26話 ボクの計画3
「すまないが、瞬で終わらせるぞ若いの」
鬼気迫る表情にトゥーは一歩下がりながらも戦闘態勢へと進めていく。
「クソッ!あっちの屍鬼をやったのもあんたかよ、剣聖ミカヅチ!!」
「ほっほ、あれは完全にハヤト君のおかげじゃろうな。いやぁ、成長速度が速いの」
能天気に返している様で一切の気のゆるみを持っていないミカヅチをトゥーは分かっている。
それにトゥーはミカヅチの脅威を時の教会から言われていた。曰はく、剣聖を襲名した騎士はその名に恥じないぞ、と。
(分かっているさ、実物を目の前にすればな…)
「それで?なんでさっきから動かないんだ?瞬で終わらすってのはウソかよ。結局は前代の騎士崩れってところかぁ?」
「ほほ、それなら攻めてくるがよろしい。そこにいては臆病者と何ら変わらんぞ?」
ブラフだ、その事をトゥーは重々承知している。だからこそ動けない。一歩でも動けばミカヅチの射程距離内だと直感で分かるからだ。だからこそ、
(屍鬼のストックを使う。いくら剣聖といえど屍鬼を準備なしには屠れない)
このトゥーの判断は決して正しくない判断だと言えないだろう。しかし、それは相手がミカヅチではないことが条件だった。

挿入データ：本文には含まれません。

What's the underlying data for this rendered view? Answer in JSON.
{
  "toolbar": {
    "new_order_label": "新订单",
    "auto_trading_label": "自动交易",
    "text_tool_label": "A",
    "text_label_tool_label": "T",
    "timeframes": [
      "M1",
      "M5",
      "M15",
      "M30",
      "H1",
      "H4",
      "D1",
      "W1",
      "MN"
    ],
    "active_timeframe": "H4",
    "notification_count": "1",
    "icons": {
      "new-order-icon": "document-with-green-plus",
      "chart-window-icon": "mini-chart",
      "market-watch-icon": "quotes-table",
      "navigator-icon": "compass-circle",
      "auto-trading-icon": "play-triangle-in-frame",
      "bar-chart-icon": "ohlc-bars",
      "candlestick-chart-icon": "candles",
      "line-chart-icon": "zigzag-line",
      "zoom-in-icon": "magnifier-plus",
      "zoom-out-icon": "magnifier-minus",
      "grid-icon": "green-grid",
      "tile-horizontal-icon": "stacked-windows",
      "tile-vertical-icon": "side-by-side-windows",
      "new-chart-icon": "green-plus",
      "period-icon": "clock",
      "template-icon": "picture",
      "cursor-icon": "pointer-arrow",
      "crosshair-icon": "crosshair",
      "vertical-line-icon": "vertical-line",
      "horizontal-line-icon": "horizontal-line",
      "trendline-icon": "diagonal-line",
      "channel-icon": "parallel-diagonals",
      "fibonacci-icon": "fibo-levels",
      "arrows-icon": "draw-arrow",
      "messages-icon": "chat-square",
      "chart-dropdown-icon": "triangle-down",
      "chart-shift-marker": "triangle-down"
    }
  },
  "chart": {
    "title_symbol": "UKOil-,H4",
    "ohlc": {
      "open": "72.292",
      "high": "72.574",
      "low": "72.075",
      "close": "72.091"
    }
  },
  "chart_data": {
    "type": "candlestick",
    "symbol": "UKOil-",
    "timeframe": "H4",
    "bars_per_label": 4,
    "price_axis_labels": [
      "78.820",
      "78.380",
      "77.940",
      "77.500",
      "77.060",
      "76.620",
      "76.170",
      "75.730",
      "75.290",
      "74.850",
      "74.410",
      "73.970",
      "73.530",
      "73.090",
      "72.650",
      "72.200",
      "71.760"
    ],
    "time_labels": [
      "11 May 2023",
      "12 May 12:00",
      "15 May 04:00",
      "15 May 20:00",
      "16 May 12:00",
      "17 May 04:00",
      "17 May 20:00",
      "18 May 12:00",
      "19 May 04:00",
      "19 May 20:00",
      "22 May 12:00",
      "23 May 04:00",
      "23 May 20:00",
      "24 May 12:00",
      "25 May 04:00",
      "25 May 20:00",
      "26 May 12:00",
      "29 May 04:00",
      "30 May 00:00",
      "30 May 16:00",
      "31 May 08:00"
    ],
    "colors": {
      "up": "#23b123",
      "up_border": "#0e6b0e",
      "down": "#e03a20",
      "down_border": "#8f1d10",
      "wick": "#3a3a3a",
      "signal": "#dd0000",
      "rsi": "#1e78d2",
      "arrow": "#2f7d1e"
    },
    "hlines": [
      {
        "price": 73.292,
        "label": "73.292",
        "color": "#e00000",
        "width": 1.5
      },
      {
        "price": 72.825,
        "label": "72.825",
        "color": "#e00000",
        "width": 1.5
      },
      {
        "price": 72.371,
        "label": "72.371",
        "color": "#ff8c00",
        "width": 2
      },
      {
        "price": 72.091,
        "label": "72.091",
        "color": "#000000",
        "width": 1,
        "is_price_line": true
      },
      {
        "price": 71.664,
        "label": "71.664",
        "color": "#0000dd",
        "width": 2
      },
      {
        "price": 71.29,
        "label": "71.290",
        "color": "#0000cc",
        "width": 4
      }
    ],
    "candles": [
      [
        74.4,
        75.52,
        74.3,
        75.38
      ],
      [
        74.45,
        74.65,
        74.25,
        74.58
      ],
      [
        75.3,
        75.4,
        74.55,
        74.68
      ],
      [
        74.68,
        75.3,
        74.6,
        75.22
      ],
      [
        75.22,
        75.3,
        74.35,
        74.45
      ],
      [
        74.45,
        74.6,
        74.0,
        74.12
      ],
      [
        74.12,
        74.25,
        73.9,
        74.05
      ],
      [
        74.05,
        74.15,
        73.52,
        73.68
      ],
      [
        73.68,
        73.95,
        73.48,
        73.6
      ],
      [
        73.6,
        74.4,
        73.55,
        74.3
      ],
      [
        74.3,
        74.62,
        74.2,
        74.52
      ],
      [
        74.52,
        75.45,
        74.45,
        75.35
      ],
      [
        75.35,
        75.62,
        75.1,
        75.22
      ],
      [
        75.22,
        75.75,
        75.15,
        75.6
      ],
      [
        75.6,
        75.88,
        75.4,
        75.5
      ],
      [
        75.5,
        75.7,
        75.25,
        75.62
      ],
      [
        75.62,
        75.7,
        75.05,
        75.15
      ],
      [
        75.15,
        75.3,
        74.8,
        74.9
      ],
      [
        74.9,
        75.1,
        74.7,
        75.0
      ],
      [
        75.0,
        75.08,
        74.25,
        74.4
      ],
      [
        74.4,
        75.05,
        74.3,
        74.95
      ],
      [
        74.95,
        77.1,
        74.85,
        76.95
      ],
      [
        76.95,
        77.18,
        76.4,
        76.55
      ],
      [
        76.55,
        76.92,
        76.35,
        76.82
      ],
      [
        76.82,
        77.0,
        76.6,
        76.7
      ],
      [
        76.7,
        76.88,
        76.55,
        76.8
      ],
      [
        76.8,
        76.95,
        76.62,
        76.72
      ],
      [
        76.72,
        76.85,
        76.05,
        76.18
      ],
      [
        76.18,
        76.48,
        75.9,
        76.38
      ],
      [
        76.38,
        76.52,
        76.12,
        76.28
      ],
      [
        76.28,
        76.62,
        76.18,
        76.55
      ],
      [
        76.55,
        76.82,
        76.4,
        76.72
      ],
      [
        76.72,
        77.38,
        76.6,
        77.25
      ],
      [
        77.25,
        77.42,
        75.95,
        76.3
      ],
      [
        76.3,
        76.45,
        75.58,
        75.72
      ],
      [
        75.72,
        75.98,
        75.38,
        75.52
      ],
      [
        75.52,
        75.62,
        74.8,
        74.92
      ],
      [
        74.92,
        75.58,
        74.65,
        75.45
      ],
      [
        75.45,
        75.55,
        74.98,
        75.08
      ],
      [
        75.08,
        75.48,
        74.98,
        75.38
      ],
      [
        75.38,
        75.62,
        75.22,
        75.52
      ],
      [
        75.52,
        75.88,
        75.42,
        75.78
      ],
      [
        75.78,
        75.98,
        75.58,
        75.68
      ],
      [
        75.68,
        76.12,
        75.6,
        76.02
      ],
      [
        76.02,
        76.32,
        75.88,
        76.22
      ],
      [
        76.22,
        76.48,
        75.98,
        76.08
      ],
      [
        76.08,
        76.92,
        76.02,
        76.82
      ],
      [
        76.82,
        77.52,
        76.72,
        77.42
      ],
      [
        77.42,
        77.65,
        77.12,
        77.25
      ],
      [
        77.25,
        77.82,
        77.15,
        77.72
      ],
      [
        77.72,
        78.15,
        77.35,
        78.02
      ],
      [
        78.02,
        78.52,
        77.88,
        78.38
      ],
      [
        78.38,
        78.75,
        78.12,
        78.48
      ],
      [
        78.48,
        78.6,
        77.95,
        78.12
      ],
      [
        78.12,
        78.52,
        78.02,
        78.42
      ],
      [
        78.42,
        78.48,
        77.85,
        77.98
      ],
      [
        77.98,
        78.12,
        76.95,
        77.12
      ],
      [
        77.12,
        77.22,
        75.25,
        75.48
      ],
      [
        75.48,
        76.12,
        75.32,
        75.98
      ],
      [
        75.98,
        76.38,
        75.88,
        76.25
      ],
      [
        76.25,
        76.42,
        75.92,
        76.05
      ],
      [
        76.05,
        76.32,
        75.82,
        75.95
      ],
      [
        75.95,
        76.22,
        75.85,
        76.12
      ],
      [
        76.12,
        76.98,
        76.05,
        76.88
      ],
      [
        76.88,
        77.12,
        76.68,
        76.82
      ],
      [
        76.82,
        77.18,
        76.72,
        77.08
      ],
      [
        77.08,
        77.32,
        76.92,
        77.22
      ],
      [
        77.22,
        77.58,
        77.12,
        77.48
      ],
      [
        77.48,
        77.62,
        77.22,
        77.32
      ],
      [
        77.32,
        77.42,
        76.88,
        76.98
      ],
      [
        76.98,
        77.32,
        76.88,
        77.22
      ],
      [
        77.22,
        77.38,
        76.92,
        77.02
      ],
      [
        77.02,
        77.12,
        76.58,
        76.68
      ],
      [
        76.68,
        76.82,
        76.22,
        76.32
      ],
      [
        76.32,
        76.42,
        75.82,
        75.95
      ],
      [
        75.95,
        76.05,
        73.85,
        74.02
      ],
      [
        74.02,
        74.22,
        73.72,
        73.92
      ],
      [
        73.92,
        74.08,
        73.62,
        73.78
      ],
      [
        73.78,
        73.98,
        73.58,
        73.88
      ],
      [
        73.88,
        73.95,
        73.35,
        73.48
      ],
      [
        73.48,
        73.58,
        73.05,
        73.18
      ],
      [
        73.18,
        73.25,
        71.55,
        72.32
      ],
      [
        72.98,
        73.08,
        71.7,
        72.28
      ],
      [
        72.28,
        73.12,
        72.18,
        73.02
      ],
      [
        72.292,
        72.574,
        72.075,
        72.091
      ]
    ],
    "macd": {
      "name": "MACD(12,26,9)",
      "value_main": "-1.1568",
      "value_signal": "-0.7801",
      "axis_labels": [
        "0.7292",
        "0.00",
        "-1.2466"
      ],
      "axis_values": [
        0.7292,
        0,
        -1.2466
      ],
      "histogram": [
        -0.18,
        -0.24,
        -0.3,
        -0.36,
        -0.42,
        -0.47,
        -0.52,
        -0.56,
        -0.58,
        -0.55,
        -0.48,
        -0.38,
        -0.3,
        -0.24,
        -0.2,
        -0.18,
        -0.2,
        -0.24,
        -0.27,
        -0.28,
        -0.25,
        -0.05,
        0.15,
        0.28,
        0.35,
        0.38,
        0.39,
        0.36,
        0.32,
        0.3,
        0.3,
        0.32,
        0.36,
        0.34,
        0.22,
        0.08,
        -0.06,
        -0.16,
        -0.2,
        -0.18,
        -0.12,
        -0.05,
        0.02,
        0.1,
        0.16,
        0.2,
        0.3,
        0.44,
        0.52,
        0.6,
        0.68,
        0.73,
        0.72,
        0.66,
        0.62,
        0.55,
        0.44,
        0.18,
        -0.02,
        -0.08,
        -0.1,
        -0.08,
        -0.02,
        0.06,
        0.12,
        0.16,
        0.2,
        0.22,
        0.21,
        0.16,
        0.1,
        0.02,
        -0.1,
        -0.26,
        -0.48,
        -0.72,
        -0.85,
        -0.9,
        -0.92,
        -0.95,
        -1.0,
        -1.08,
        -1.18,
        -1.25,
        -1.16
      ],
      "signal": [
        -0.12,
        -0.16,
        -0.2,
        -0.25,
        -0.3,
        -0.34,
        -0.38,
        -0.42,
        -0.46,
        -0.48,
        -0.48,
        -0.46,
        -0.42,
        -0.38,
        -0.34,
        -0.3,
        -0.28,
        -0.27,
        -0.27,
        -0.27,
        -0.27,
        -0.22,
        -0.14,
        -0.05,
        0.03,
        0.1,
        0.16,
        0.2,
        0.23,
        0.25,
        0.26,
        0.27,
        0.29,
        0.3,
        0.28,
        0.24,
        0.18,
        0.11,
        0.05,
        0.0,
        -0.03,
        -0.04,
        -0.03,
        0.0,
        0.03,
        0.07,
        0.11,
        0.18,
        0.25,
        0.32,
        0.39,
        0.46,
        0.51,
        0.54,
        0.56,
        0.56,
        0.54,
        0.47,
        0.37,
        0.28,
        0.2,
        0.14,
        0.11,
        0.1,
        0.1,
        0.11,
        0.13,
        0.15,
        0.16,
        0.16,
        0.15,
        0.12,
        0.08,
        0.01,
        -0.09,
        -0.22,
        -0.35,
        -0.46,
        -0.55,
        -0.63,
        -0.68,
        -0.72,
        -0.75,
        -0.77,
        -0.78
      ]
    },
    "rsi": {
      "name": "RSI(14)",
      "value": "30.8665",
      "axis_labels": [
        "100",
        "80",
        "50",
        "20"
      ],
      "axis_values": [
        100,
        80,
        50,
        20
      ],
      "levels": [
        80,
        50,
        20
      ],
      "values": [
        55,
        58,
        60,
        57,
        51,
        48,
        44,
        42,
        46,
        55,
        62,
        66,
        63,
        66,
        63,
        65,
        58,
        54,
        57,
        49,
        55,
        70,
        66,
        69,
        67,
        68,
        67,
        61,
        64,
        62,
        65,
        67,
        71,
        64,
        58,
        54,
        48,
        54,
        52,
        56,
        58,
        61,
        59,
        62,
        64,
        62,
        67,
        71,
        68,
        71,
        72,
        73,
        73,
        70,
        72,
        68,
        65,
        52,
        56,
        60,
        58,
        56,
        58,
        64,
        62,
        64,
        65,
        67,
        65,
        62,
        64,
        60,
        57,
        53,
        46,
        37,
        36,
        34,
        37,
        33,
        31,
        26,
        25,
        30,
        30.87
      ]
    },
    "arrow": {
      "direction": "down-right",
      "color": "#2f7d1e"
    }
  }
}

「ハハ!今だくらえ!おまえじゃあ屍鬼は倒せ…ない…はず」
目の前には無傷のミカヅチと、自らの元へ魂が返ってくるという消せない事実だった。
「な、なんで…?」
あまりの事にトゥーは体勢を少し崩し、一歩前に出てしまうが、それが良くなかった。
スンッ…
「…ッ!?」
音もせずに斬り飛ばされた自分の右腕にトゥーは驚きを隠せないでいると。
「ほら、瞬じゃったな。そのまま崩れてけ【毒蛇・終閃】」
「なんだよ!?これぇ!」
トゥーは斬られた右腕を始めとして、発疹の様なものが出始め、数秒もかからずに全身に回った。
「こんなんで、ボクがぁ!」
「ほぉ、本体は逃げよった。大したもんじゃ」
その場に残ったモノは溶けた死体が以前より異臭を放っている姿だった。
「さて、こちらは終わったが、あちらは大丈夫かな。心配はいらんか」
そうミカヅチはつぶやきながらも、気を失ったフェリスを背負いながらも自らの帰る場所へと向かった。